Jive CEO Tony Zingale told me that Jive has been working closely with OfficSync for some time. Office workers spend so much of their time working on documents in Microsoft Word, PowerPoint and Excel that it’s a logical place to add the kind of collaboration tools that are the cornerstone of what the social enterprise is all about. “We’ve built deep integration that brings Jive and Office close together,” Zingale said.

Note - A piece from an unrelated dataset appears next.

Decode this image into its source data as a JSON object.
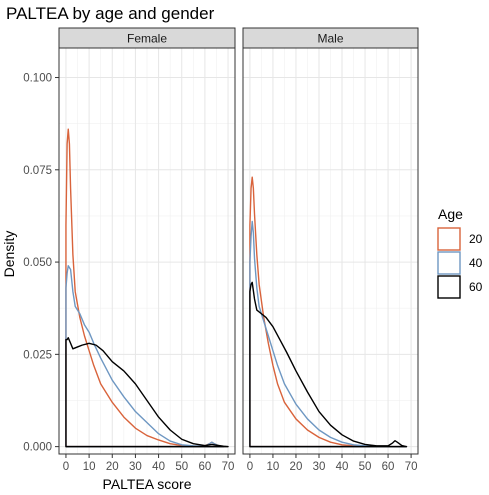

The next move, Zingale said, which will come in the third quarter of the year, will be to use OffiSync’s technology to link Jive with that other foundation of office life, Microsoft Outlook. “Email is the place where so much content is created and stored, it is the collaboration system,” he said.

Zingale wouldn’t disclose financial terms of the deal, though he did say that OfficSync is being bought out completely. It was founded by two Israeli brothers, Oudi and Roy Antebi, both Microsoft veterans. Oudi, the CEO, ran marketing campaigns for Microsoft Office and Sharepoint, both in Israel and then at headquarters in Redmond. Roy, the CTO, lead a development team in the Microsoft SQL Server division.

OfficSync is backed by investments from GTD Capital, a Seattle-based venture capital firm, and Vertex VC, an Israeli fund.

Its also Jive’s second acquisition in as many moths. In April it acquired Proximal Labs as it was just getting out of the gate itself. And in March it sent a pretty strong signal about its intentions toward going public sooner rather than later when it added four directors, all of them with public company experience.

I asked Zingale if last week’s IPO by LinkedIn had caused him to consider quickening his pace toward filing an S1 with the SEC. “Obviously we were very interested observers,” Zingale said. “Clearly we’re very riveted by the benefits of being a public company, but I can’t say anything specific about our plans.”

Jive has something important in common with LinkedIn. One of its investors is Sequoia Capital which has invested a combined $27 million, leading a Series A funding round in 2007 and a Series B in 2009. Kleiner Perkins got in on the action leading a $30 million Series C last year.